The autonomous vehicle industry and OEM are designing improved vehicles that are more adaptable to environmental conditions like fog and poor lighting through smart radar solutions.
FREMONT, CA: Smart radar solutions are important for safe autonomous vehicular functioning. Traditionally, autonomous vehicle manufacturers and designers focus on physical radar technology regardless of the hardware's increased costs, size, and power capacity. Digitally enhancing radar capacity, like connecting radar applications to machine learning (ML), makes the overall production and quality of autonomous vehicles cost-effective through high-resolution and long-range sensor capabilities.
Smart radar solutions contribute to a more effective vehicular perception. Integrating software solutions and mechanical improvements are important to autonomous vehicles' safety, marketability, and cost-effective production and scalability.
Artificial intelligence (AI) powered radar technology has the following benefits:
Replacing lidar with AI-powered radar: Lidar sensors are ineffective in certain events like nighttime. The quality of lidar-guided camera vision degrades greatly in the dark and fog, resulting in potential vehicular failure. Radar sensors function in all environmental conditions and have been tested in military settings.
Improving radar perceptions involves installing more physical features like antennae, increasing the overall cost and vehicle size. Software solutions improve performance while reducing overall costs.
Optimizing radar solutions with AI: ML-integrated devices facilitate the radar sensor's adaptive phase-modulated waveform and increase the sensor's resolution by 100. Adaptive phase-modulated waveform-based sensors adapt to the environment without installing antennae. It improves resolution range and perception without installing additional hardware and limiting the cost of upgrading to ML-based radar solutions.

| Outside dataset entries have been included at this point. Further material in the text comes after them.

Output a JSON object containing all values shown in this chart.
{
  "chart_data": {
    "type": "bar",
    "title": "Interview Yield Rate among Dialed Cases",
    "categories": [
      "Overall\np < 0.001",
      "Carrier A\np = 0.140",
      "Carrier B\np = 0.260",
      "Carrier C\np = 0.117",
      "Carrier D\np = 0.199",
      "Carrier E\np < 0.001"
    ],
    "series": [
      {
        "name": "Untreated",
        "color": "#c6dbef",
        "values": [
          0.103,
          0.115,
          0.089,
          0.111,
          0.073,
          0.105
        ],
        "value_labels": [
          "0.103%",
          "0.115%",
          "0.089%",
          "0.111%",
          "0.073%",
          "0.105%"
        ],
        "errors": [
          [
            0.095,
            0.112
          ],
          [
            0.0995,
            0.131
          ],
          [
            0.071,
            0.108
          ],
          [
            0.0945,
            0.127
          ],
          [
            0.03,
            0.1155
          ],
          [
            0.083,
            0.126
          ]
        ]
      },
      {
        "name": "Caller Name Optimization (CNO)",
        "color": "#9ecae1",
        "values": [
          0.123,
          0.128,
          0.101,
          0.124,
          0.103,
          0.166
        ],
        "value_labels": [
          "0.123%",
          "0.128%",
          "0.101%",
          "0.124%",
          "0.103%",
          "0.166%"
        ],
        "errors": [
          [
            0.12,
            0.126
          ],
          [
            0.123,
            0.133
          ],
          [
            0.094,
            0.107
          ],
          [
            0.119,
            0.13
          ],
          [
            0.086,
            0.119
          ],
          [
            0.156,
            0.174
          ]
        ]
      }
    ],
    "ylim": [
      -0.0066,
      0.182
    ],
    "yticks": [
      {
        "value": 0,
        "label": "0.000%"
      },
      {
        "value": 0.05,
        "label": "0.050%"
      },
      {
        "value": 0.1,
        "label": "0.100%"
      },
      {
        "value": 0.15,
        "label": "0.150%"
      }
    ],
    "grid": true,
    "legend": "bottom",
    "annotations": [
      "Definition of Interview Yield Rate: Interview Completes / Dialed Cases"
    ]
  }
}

Smart radar: The autonomous vehicle industry aims to produce more vehicles with advanced perception, size, power, performance, and scaled radar solutions. Smart radars improve their functionality and adaptability to their environment through ML algorithms. The automotive industry has advanced vehicular perception over time. Original equipment manufacturers (OEM) are designing algorithms for sensors to identify pedestrians, objects, and other vehicles. AI-based sensors are important developments as AI-based vehicular perception can generate images with high resolution per frame. It can identify targets from hundreds of meters away, allowing for greater occupant and vehicular safety.